Josephine Scott
Josephine Scott was an American woman, living in Philadelphia, who died tragically due to inadequate medical care, during and after trying to give birth, in 1974.[1] Modern commentators are highly critical of the medical care provided by William H. Parish.[2]
Scott had been born with dwarfism in Georgia, in 1849.[2] She grew up with ricketts. She had tried to give birth before Parish was called to her home.
In an article about the unequal medical treatment black mothers continue to receive to this day the Philadelphia Inquirer quoted Parish's highly colored comments about the house where she lived, and her intelligence, writing “Her stupidity was such that no satisfactory history of herself could be given.”[2]
Parish did not attempt to delivery her baby via a Caesearian Section. Nor did he take her to the Philadelphia Hospital, two blocks away. After she died of sepsis, four weeks later, Parish acquired her body, dissected her, published a detailed account of her pelvic anatomy, and donated her pelvic bones to the Obstetrical Society of Philadelphia.[2]

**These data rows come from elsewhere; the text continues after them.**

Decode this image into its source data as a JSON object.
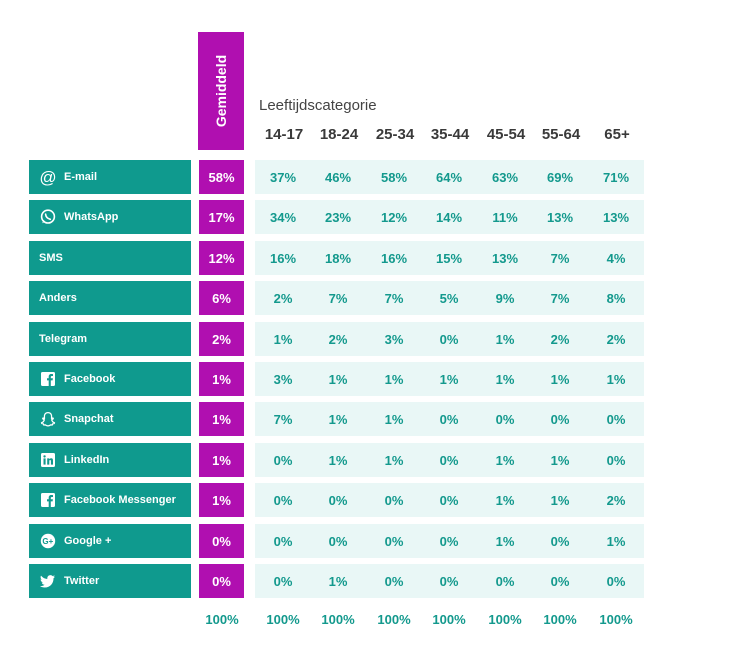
{
  "avg_header": "Gemiddeld",
  "category_title": "Leeftijdscategorie",
  "colors": {
    "teal": "#0f9a8e",
    "magenta": "#b00fb0",
    "cell_bg": "#e9f7f6",
    "value_text": "#13998d"
  },
  "chart_data": {
    "type": "table",
    "columns": [
      "14-17",
      "18-24",
      "25-34",
      "35-44",
      "45-54",
      "55-64",
      "65+"
    ],
    "rows": [
      {
        "label": "E-mail",
        "icon": "at-sign-icon",
        "avg": "58%",
        "values": [
          "37%",
          "46%",
          "58%",
          "64%",
          "63%",
          "69%",
          "71%"
        ]
      },
      {
        "label": "WhatsApp",
        "icon": "whatsapp-icon",
        "avg": "17%",
        "values": [
          "34%",
          "23%",
          "12%",
          "14%",
          "11%",
          "13%",
          "13%"
        ]
      },
      {
        "label": "SMS",
        "icon": "",
        "avg": "12%",
        "values": [
          "16%",
          "18%",
          "16%",
          "15%",
          "13%",
          "7%",
          "4%"
        ]
      },
      {
        "label": "Anders",
        "icon": "",
        "avg": "6%",
        "values": [
          "2%",
          "7%",
          "7%",
          "5%",
          "9%",
          "7%",
          "8%"
        ]
      },
      {
        "label": "Telegram",
        "icon": "",
        "avg": "2%",
        "values": [
          "1%",
          "2%",
          "3%",
          "0%",
          "1%",
          "2%",
          "2%"
        ]
      },
      {
        "label": "Facebook",
        "icon": "facebook-icon",
        "avg": "1%",
        "values": [
          "3%",
          "1%",
          "1%",
          "1%",
          "1%",
          "1%",
          "1%"
        ]
      },
      {
        "label": "Snapchat",
        "icon": "snapchat-icon",
        "avg": "1%",
        "values": [
          "7%",
          "1%",
          "1%",
          "0%",
          "0%",
          "0%",
          "0%"
        ]
      },
      {
        "label": "LinkedIn",
        "icon": "linkedin-icon",
        "avg": "1%",
        "values": [
          "0%",
          "1%",
          "1%",
          "0%",
          "1%",
          "1%",
          "0%"
        ]
      },
      {
        "label": "Facebook Messenger",
        "icon": "facebook-icon",
        "avg": "1%",
        "values": [
          "0%",
          "0%",
          "0%",
          "0%",
          "1%",
          "1%",
          "2%"
        ]
      },
      {
        "label": "Google +",
        "icon": "google-plus-icon",
        "avg": "0%",
        "values": [
          "0%",
          "0%",
          "0%",
          "0%",
          "1%",
          "0%",
          "1%"
        ]
      },
      {
        "label": "Twitter",
        "icon": "twitter-icon",
        "avg": "0%",
        "values": [
          "0%",
          "1%",
          "0%",
          "0%",
          "0%",
          "0%",
          "0%"
        ]
      }
    ],
    "totals": {
      "avg": "100%",
      "values": [
        "100%",
        "100%",
        "100%",
        "100%",
        "100%",
        "100%",
        "100%"
      ]
    }
  }
}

An 1875 account of her case noted that she had undergone craniotomy operations, during earlier attempts to give birth.[1] Although the paper says the craniotomy, which usually means an operation to surgically remove part of the skull, was administered to her, in this case it refers to crushing her babies' skulls, with forceps, so the then dead children could be dragged through her birth canal, which was extremely narrow due to her childhood ricketts.
References
- ↑ 1.0 1.1 Joseph Taber Johnson (May 1875). "On some of the apparent peculiarities of parturition in the Negro race, with remarks on race pelves in general". Journal of Obstetrics. https://collections.nlm.nih.gov/pdf/nlm:nlmuid-101664828-bk. Retrieved 2022-10-28.

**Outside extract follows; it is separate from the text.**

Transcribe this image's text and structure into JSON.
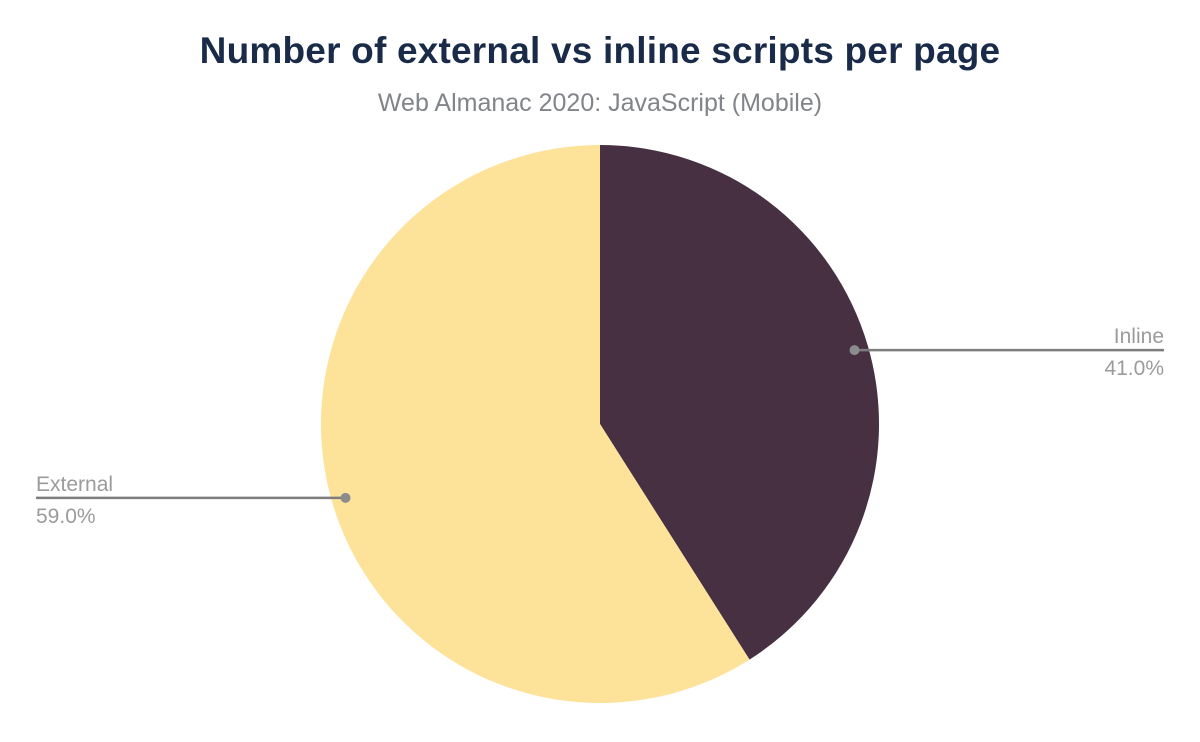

- ↑ 2.0 2.1 2.2 2.3 Layla A. Jones (2022-07-12). "When the water breaks:America’s maternal mortality crisis traces back to Philadelphia, home to the nation’s first delivery wards. From the start, Black people received unequal treatment and were exploited for science". Philadelphia Inquirer. Archived from the original on 2022-10-01. https://web.archive.org/web/20221012135931/https://www.inquirer.com/news/inq2/more-perfect-union-maternal-morbidity-philadelphia-medicine-history-racism-20220712.html. Retrieved 2022-10-28. "Sheela Athreya, an anthropologist who began her Ph.D. at Penn, feels similarly about museums like the one that inherited Scott’s pelvis."